Sie seien mit ihren Kräften am Ende. „100.000 Zivilisten sind auf fünf Quadratkilometern eingekesselt, während ständig geschossen wird und die Truppen weiter vorrücken. In einem Gebäude hier haben mehr als 500 Menschen Zuflucht gesucht, andere harren tagelang unter der Erde aus.“

Die Leben der humanitären Helfer in Ost-Aleppo sind ebenfalls stark bedroht. Seit 2012 ist jegliche humanitäre Versorgung verboten, die nicht durch die Regierung genehmigt wird. Werden Zivilisten in den von den Rebellen besetzten Gebieten versorgt, gilt das als Akt des Widerstandes und als Unterstützung der Rebellen. Maßnahmen, um Leben zu retten, werden als kriminell eingestuft. Unsere Kollegen riskieren es, festgenommen, gefoltert oder getötet zu werden.

Diese Puppe wurde in den Trümmern eines zerstörten Hauses in Ost-Aleppo. (Foto: Ahmad Makiya/CARE)

Diese Puppe wurde in den Trümmern eines zerstörten Hauses in Ost-Aleppo gefunden. (Foto: Ahmad Makiya/CARE)

Wir sind frustriert von unserer Hilflosigkeit. Gleichzeitig sind wir entsetzt, dass die internationale Gemeinschaft dieses Massaker andauern lässt.
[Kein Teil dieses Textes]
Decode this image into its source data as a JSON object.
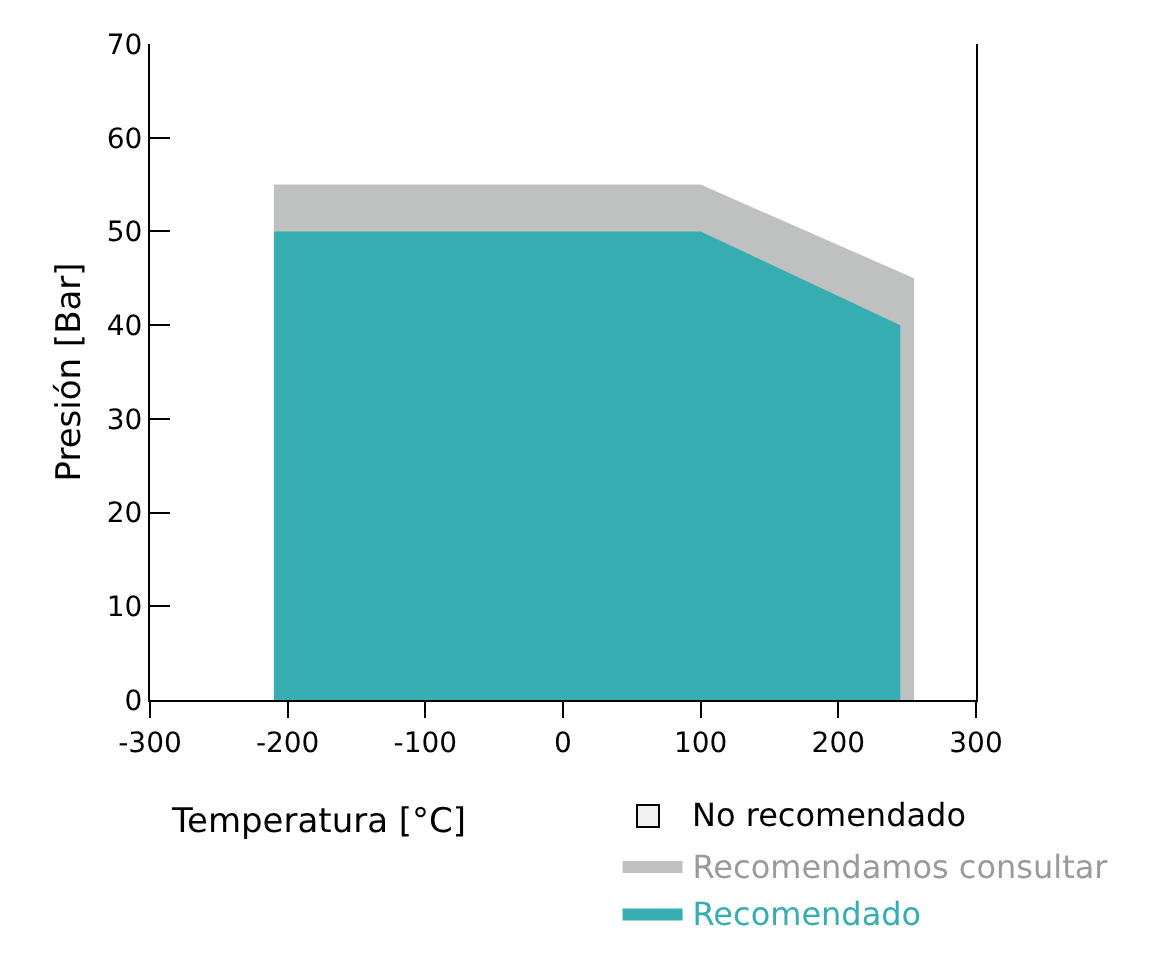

Aber wir dürfen nicht aufgeben. Wir dürfen uns nicht von Verzweiflung überwältigen lassen, wenn hunderttausende Zivilisten versuchen, im Bombenhagel zu überleben.

Wir haben weder den Luxus noch das Recht zu schweigen. Deshalb fordern wir die am Konflikt beteiligten Regierungen erneut und immer wieder dazu auf, das Richtige zu tun: Die schwerwiegenden Verletzungen von internationalem Recht müssen sofort aufhören. Alle Parteien müssen ihre Gewalttaten sofort einstellen und den humanitären Akteuren erlauben, die Zivilisten vor Ort mit der dringend benötigten Hilfe zu versorgen. Wir dürfen keine Zivilisten opfern. Jedes Menschenleben zählt.